Summer is almost here and the scent of charcoal is in the air.
There is something celebratory about cooking outside on a warm day. It’s a chance to savor the season and share good times and good food with family and friends.
Fire up the grill, mix up the house special sauce and welcome the warm days.
A good party needs a celebratory glass or two of something fun to drink. There’s a wine or beer available that is a perfect complement for just about anything you can throw on the coals. Chill, sip, enjoy. Repeat.
Beer aficionados are rejoicing over the explosion of interest in craft beers, with a dizzying array of beers to try. Delicious, refreshing beer is also so cost-effective that even the best brews only set you back a couple of bucks. Pretty much every producer turns out some brews especially for summer sipping.
Growlers: A growler is a big glass bottle that looks kind of like a moonshine jug. It holds a half-gallon (64 ounces) of beer.
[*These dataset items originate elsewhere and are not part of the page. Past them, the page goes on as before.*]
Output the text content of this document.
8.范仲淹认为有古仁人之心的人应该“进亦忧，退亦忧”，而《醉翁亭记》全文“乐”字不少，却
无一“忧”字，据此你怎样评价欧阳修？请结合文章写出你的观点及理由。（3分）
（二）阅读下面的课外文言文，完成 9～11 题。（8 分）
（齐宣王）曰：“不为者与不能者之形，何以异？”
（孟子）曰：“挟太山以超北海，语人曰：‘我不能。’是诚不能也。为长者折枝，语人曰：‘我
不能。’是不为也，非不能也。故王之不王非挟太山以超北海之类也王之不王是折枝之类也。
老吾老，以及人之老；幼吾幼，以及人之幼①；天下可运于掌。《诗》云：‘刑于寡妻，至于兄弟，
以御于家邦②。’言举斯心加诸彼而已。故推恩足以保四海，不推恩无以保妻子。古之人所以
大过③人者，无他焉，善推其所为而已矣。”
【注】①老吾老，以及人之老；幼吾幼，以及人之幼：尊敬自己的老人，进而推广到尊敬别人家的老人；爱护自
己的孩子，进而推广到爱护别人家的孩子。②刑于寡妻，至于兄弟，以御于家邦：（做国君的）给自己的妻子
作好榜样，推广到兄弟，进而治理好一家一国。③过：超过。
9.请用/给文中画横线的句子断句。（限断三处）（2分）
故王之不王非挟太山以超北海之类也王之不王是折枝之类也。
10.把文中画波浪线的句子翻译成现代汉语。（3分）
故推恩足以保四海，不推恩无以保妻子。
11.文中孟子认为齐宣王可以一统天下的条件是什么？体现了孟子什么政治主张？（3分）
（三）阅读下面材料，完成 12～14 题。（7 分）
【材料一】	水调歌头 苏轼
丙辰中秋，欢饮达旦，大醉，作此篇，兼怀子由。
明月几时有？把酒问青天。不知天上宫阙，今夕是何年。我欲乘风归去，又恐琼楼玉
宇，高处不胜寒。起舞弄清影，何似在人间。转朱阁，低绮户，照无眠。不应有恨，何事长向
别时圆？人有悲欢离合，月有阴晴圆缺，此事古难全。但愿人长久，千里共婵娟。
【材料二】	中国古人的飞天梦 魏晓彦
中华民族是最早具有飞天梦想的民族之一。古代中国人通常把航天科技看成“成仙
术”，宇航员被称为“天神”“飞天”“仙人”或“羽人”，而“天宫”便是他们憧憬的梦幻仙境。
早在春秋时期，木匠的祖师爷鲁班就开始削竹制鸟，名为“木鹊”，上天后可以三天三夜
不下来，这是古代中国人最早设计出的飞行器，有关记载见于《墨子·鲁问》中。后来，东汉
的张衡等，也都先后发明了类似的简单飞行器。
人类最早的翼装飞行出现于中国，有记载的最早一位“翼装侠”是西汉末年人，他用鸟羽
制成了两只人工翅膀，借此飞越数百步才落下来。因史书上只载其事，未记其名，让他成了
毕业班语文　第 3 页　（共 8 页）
Growlers got their name in the 1800s when people carried beer home from their village brewery in tin pails and the carbon dioxide in the still-fermenting beer made a growling sound. It’s pretty darn cool that you can go to one of Charlotte’s local breweries and fill a growler or two. You reuse the growler, bringing it back for refills. To truly eat and drink local, work in a stop at a local establishment to pick up a fresh growler after your trip to the farmers market to pick up grilling supplies.
Summertime Ales: These seasonal beers typically have a light, refreshing flavor, with a distinct citrusy note. They are terrific with grilled seafood.
Hefeweizen: An unfiltered wheat beer with some spice and fruit aromatics, this is quite tasty with citrus-marinated chicken or chops. Although it sounds like an odd combination, it’s one of my favorites paired with a simple vegetable pizza done on the grill.
Maibock: A seasonal beer style that is a bit lighter in color than most Bocks, Maibock is often released in May to celebrate the advent of summer. What could be more festive?
IPA: An acronym for India Pale Ale, this is a beer for the beer lover. Hoppy, edgy and clean, it’s terrific with food. Try simmering some brats with sliced Vidalia onions and this beer on the back of the stove all day, finish on the grill, and serve with mustard and a good IPA.
With wines, it’s a no-brainer that something chilled, light and white is perfect for a hot day slaving over the coals. A few favorites are listed below, but don’t overlook a great red wine with the right meal, as well.
Prosecco: An affordable (around $15) sparkler from Italy, this crisp, fruity, effervescent wine is great alone while waiting for the grill to heat up. It’s fun with a few fresh berries dropped into the glass, nice with a splash of fruit juice, and tasty paired with oysters or shrimp hot off the grill.
Sauvignon Blanc or Gruner Veldtline (under $20): Both of these aromatic whites have a racy mouthwatering acidity, and many have a citrus and herbal quality. Do try one of these wines with a big salad. Make sure to use some ripe summer tomatoes – the ones you’ve been craving all winter – and top it with grilled chicken or fish. This is the perfect go-to supper on a warm day.
Chardonnay: You haven’t lived until you’ve had a good-quality, buttery California Chardonnay paired with just-picked corn on the cob charred just a bit on the grill and slathered with butter. Apparently it’s also a great pairing with grilled seafood or grilled chicken as well, but who cares? Just pass another piece of corn.
Rhone-style blends: In the Rhone Valley region of France, a blend of the grape varieties Grenache, Syrah and Mourvedre is a winner. These grapes play so nicely together that you can find this style of blend (called GSM) from lots of other regions. Rich, fruity and oh-so drinkable, they’re just about perfect with a fat burger with all the trimmings. You can find a nice example for about $15.
Zinfandel: For years I heard that Zinfandel was a great choice with sweet-style barbecue sauce glazed ribs. Urban legend? Last year I assembled a number of different sauces and tried different wines with each. Zinfandel was the clear winner for its affinity with a variety of styles of sauce – especially those with a bit of sweetness from ketchup, honey, molasses or brown sugar. Just, yum.